Layout & Character Illustration: Kathryn Carruthers

Executive Summary:

The Little Orange Book (LOB) was developed by the Newcastle Gateshead Clinical Commissioning Group (NGCCG) in 2016. It is a guide to help parents and carers of children aged five and under, living in Gateshead and Newcastle upon Tyne, to manage common childhood illnesses, as well as more serious conditions. Since then, the LOB has been distributed to a range of clinical and community settings, including health visitors, General Practitioners (GPs), Accident and Emergency (A&E) departments, and maternity services. A version of the LOB is also available online. 

The LOB contains information to increase knowledge and self-management of childhood illnesses to inform decision-making about seeking advice and accessing health services appropriately. A key aim is to reduce the number of clinically inappropriate GP and A&E referrals and attendances. Based on a review of use of A&E services by NGCCG between 2014 and 2015, a symptom checker for parent/carers was recommended to guide these decisions. 

This evaluation study was carried out independently and the aims build on the previous evaluation. The evaluation aims to understand parent/carer views of the LOB since its introduction and explores how this is used and impacts on behaviour or confidence to manage symptoms of childhood illness. An additional aim was exploring the changes in accessing health services for child/ren in the context of the COVID-19 pandemic. 

The study followed a mixed method design including two phases. Phase One was an online survey completed by 128 respondents who were split into three groups: 

• Parents/carers who received/accessed and used the LOB (82 respondents) 

• Parents/carers who received/accessed and did not use the LOB (24 respondents) 

• Parents/carers who did not receive/access the LOB (22 respondents) 

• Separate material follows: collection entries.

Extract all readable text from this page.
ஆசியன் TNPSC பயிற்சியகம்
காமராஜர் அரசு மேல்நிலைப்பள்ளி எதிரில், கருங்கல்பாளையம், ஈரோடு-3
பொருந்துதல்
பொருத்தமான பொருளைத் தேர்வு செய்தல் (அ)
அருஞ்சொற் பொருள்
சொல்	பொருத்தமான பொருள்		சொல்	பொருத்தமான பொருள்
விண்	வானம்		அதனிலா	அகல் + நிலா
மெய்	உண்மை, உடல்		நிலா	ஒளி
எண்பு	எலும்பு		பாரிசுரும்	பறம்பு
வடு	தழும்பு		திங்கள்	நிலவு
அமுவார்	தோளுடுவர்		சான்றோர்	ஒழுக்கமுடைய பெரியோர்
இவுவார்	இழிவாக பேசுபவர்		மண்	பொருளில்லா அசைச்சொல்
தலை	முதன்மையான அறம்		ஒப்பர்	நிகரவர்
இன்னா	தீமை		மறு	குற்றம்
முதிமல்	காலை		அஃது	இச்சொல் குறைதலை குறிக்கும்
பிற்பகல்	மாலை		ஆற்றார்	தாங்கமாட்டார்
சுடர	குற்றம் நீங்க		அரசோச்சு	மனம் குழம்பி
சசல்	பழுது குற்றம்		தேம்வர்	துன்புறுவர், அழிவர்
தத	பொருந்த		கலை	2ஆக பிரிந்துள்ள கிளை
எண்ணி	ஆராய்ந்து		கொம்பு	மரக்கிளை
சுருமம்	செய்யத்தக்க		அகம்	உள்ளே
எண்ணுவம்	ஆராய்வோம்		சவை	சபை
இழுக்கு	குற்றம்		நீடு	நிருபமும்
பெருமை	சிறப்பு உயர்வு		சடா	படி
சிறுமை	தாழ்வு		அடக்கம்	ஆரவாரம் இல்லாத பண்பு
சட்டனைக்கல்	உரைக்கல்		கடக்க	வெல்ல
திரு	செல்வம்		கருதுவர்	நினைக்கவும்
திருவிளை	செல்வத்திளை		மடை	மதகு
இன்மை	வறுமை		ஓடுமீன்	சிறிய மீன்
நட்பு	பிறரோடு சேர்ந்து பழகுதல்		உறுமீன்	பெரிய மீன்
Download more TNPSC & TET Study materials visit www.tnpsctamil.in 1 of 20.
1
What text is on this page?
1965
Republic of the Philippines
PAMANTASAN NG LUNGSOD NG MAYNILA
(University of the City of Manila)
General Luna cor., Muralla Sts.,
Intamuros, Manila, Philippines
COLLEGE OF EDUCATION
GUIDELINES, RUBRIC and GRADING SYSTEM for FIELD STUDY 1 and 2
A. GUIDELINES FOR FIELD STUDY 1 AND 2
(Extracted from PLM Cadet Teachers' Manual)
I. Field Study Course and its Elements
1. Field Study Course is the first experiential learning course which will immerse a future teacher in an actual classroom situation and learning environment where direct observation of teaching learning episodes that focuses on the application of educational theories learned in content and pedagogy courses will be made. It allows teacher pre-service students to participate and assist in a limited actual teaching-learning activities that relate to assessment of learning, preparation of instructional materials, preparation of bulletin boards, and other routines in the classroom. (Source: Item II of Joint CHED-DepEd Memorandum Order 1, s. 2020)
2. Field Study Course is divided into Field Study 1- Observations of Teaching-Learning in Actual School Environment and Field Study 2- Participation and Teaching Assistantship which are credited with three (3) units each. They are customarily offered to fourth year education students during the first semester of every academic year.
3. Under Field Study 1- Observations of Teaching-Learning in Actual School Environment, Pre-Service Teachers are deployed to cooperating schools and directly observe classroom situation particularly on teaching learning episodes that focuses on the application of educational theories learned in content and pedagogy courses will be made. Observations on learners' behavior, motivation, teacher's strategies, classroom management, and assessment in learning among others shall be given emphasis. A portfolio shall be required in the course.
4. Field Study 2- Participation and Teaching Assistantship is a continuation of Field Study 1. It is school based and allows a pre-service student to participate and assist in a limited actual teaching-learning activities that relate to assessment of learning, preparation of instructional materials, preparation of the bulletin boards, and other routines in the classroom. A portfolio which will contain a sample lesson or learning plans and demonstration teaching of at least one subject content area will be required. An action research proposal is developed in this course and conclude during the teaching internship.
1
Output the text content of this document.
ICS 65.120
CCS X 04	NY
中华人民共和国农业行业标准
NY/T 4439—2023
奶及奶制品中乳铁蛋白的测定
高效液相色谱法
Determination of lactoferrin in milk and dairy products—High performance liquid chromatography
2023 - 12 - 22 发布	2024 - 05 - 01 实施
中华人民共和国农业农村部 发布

In Phase One, five brief feedback cards were also included in analysis. Phase Two involved individual/group interviews with 16 parent/carers who lived in the Northeast of England, 14 had received/accessed and used the LOB, one had received/accessed but not used the LOB and one had not received/accessed the LOB. 

The findings from both phases of the evaluation were integrated and presented in a chronological journey featuring three stages; how the LOB is distributed, how it is used, and parent/carer views about the content and format.